The brilliance of the design, both client facing and from a data perspective, should have made Wonga a shining star of British financial technology. Unfortunately the marketing of the enterprise revealed a different level of conduct. The use of puppets, portraying expensive lending as some sort of fun activity, which also appealed to the pester power of children, and sold the process as a sort of harmless jolly pastime, soon drew criticism. Intelligence was layered with a cynical skin of enticement, and transparency of pricing was only partial, failure to repay loans on time led to a spiralling cycle of debt, many customers were taking out loans to repay previous ones, and the compounded APR was over 5000%.

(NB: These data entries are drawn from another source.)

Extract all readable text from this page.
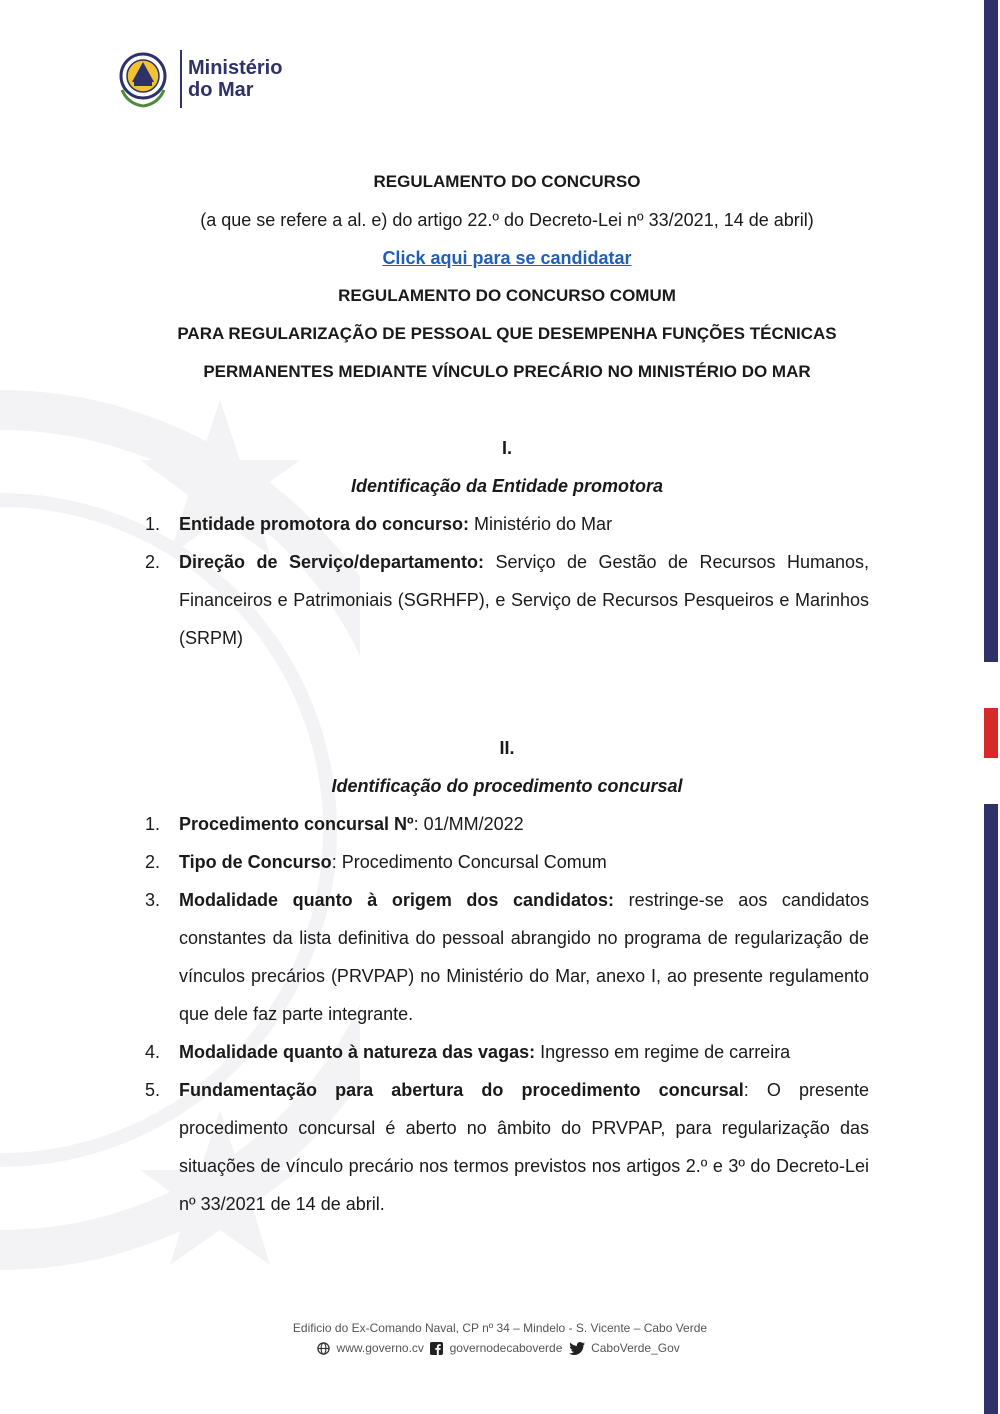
Ministério
do Mar
REGULAMENTO DO CONCURSO
(a que se refere a al. e) do artigo 22.º do Decreto-Lei nº 33/2021, 14 de abril)
Click aqui para se candidatar
REGULAMENTO DO CONCURSO COMUM
PARA REGULARIZAÇÃO DE PESSOAL QUE DESEMPENHA FUNÇÕES TÉCNICAS
PERMANENTES MEDIANTE VÍNCULO PRECÁRIO NO MINISTÉRIO DO MAR
I.
Identificação da Entidade promotora
1.	Entidade promotora do concurso: Ministério do Mar
2.	Direção de Serviço/departamento: Serviço de Gestão de Recursos Humanos, Financeiros e Patrimoniais (SGRHFP), e Serviço de Recursos Pesqueiros e Marinhos (SRPM)
II.
Identificação do procedimento concursal
1.	Procedimento concursal Nº: 01/MM/2022
2.	Tipo de Concurso: Procedimento Concursal Comum
3.	Modalidade quanto à origem dos candidatos: restringe-se aos candidatos constantes da lista definitiva do pessoal abrangido no programa de regularização de vínculos precários (PRVPAP) no Ministério do Mar, anexo I, ao presente regulamento que dele faz parte integrante.
4.	Modalidade quanto à natureza das vagas: Ingresso em regime de carreira
5.	Fundamentação para abertura do procedimento concursal: O presente procedimento concursal é aberto no âmbito do PRVPAP, para regularização das situações de vínculo precário nos termos previstos nos artigos 2.º e 3º do Decreto-Lei nº 33/2021 de 14 de abril.
Edificio do Ex-Comando Naval, CP nº 34 – Mindelo - S. Vicente – Cabo Verde
www.governo.cv governodecaboverde CaboVerde_Gov
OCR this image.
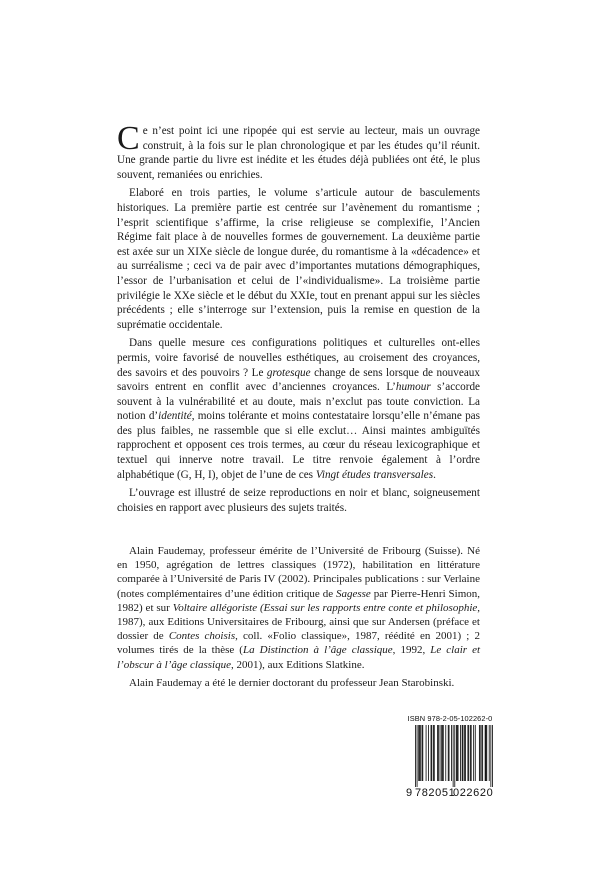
Ce n’est point ici une ripopée qui est servie au lecteur, mais un ouvrage construit, à la fois sur le plan chronologique et par les études qu’il réunit. Une grande partie du livre est inédite et les études déjà publiées ont été, le plus souvent, remaniées ou enrichies.

Elaboré en trois parties, le volume s’articule autour de basculements historiques. La première partie est centrée sur l’avènement du romantisme ; l’esprit scientifique s’affirme, la crise religieuse se complexifie, l’Ancien Régime fait place à de nouvelles formes de gouvernement. La deuxième partie est axée sur un XIXe siècle de longue durée, du romantisme à la «décadence» et au surréalisme ; ceci va de pair avec d’importantes mutations démographiques, l’essor de l’urbanisation et celui de l’«individualisme». La troisième partie privilégie le XXe siècle et le début du XXIe, tout en prenant appui sur les siècles précédents ; elle s’interroge sur l’extension, puis la remise en question de la suprématie occidentale.

Dans quelle mesure ces configurations politiques et culturelles ont-elles permis, voire favorisé de nouvelles esthétiques, au croisement des croyances, des savoirs et des pouvoirs ? Le grotesque change de sens lorsque de nouveaux savoirs entrent en conflit avec d’anciennes croyances. L’humour s’accorde souvent à la vulnérabilité et au doute, mais n’exclut pas toute conviction. La notion d’identité, moins tolérante et moins contestataire lorsqu’elle n’émane pas des plus faibles, ne rassemble que si elle exclut… Ainsi maintes ambiguïtés rapprochent et opposent ces trois termes, au cœur du réseau lexicographique et textuel qui innerve notre travail. Le titre renvoie également à l’ordre alphabétique (G, H, I), objet de l’une de ces Vingt études transversales.

L’ouvrage est illustré de seize reproductions en noir et blanc, soigneusement choisies en rapport avec plusieurs des sujets traités.

Alain Faudemay, professeur émérite de l’Université de Fribourg (Suisse). Né en 1950, agrégation de lettres classiques (1972), habilitation en littérature comparée à l’Université de Paris IV (2002). Principales publications : sur Verlaine (notes complémentaires d’une édition critique de Sagesse par Pierre-Henri Simon, 1982) et sur Voltaire allégoriste (Essai sur les rapports entre conte et philosophie, 1987), aux Editions Universitaires de Fribourg, ainsi que sur Andersen (préface et dossier de Contes choisis, coll. «Folio classique», 1987, réédité en 2001) ; 2 volumes tirés de la thèse (La Distinction à l’âge classique, 1992, Le clair et l’obscur à l’âge classique, 2001), aux Editions Slatkine.

Alain Faudemay a été le dernier doctorant du professeur Jean Starobinski.

ISBN 978-2-05-102262-0
9 782051
022620
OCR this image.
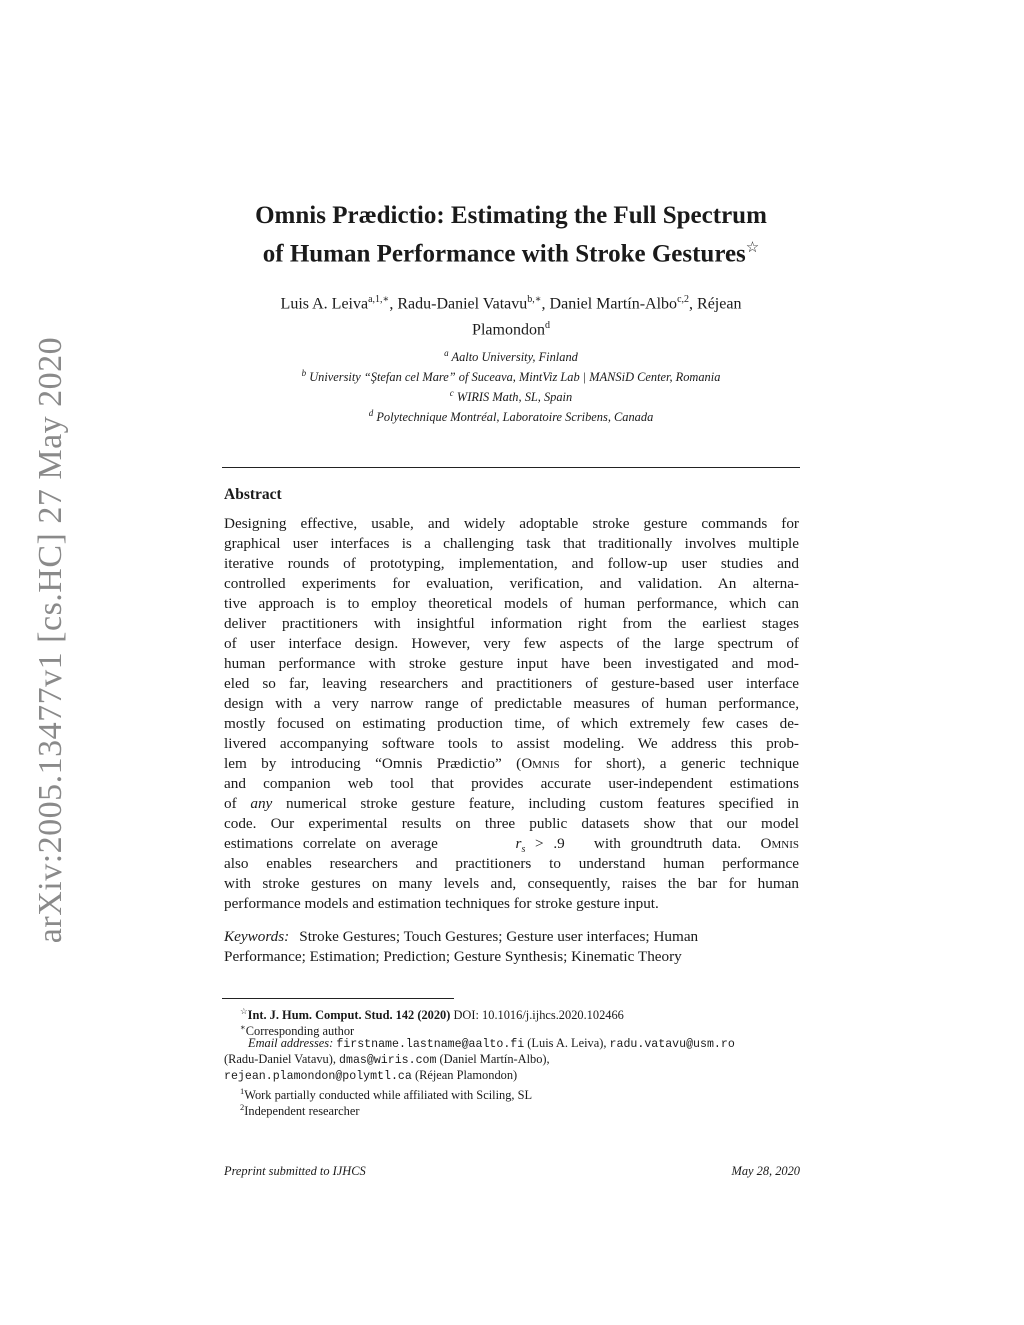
arXiv:2005.13477v1 [cs.HC] 27 May 2020
Omnis Prædictio: Estimating the Full Spectrum
of Human Performance with Stroke Gestures☆
Luis A. Leiva$^{a,1,∗}$, Radu-Daniel Vatavu$^{b,∗}$, Daniel Martín-Albo$^{c,2}$, Réjean
Plamondon$^d$
$^a$ Aalto University, Finland
$^b$ University “Ştefan cel Mare” of Suceava, MintViz Lab | MANSiD Center, Romania
$^c$ WIRIS Math, SL, Spain
$^d$ Polytechnique Montréal, Laboratoire Scribens, Canada
Abstract
Designing effective, usable, and widely adoptable stroke gesture commands for
graphical user interfaces is a challenging task that traditionally involves multiple
iterative rounds of prototyping, implementation, and follow-up user studies and
controlled experiments for evaluation, verification, and validation. An alterna-
tive approach is to employ theoretical models of human performance, which can
deliver practitioners with insightful information right from the earliest stages
of user interface design. However, very few aspects of the large spectrum of
human performance with stroke gesture input have been investigated and mod-
eled so far, leaving researchers and practitioners of gesture-based user interface
design with a very narrow range of predictable measures of human performance,
mostly focused on estimating production time, of which extremely few cases de-
livered accompanying software tools to assist modeling. We address this prob-
lem by introducing “Omnis Prædictio” (Omnis for short), a generic technique
and companion web tool that provides accurate user-independent estimations
of any numerical stroke gesture feature, including custom features specified in
code. Our experimental results on three public datasets show that our model
estimations correlate on average	$r_s > .9$ with groundtruth data. Omnis
also enables researchers and practitioners to understand human performance
with stroke gestures on many levels and, consequently, raises the bar for human
performance models and estimation techniques for stroke gesture input.
Keywords: Stroke Gestures; Touch Gestures; Gesture user interfaces; Human
Performance; Estimation; Prediction; Gesture Synthesis; Kinematic Theory
☆Int. J. Hum. Comput. Stud. 142 (2020) DOI: 10.1016/j.ijhcs.2020.102466
∗Corresponding author
Email addresses: firstname.lastname@aalto.fi (Luis A. Leiva), radu.vatavu@usm.ro
(Radu-Daniel Vatavu), dmas@wiris.com (Daniel Martín-Albo),
rejean.plamondon@polymtl.ca (Réjean Plamondon)
$^1$Work partially conducted while affiliated with Sciling, SL
$^2$Independent researcher
Preprint submitted to IJHCS	May 28, 2020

Jonty left Wonga in 2011, he was the inventor of the technology, but seemingly didn’t have the means to influence the attitude or ethics of Wonga. He created an interesting artwork at this point, a sculpture called Vanquished Co Founder, which perhaps hints at some of the battles fought, and lost, for the soul of the company.

Wonga was heading in the wrong direction, fast. It influenced people to get into unmanageable debt, and used fake legal letters to enforce it, inflicting worry and fear upon millions of customers. It was described as ‘morally wrong’ by the archbishop of Canterbury, and the FCA seemed to agree, finding it guilty of unfair and misleading debt collection practices, and fining it £2.6M. Its advertising was also censured, and soon the laws were changed to cap the interest rates that could be charged. Wonga’s short term lending was mirrored in its own short term attitude, and it created for itself a backlash that ultimately destroyed it. Towards the end customer claims for misselling spiralled, tens of thousands of them driven by professional claims companies, and now Wonga was on the receiving end of demands for payments and charges incurred in collecting them. The tables were fully turned. Wonga reaped the very seeds it had sown. With interest. What began as a highly innovative company with brilliant technology has now become a case study in greed, exploitation, short term thinking and commercial failure. Wonga, had it had a different attitude, could have become exceptional. They had a huge head start, six years before Revolut and eight before Monzo, they could have built the primary challenger bank, with millions of customer fans. Alas. Their own greed ate them.

Their vanquished co-founder artist, the brilliance behind the technology, will be unsurprised, but probably a little disappointed at what could have been. A little applied ethics would have made a lot of difference to a lot of people. The rip off WONGA is now just RIP. Everything comes back round.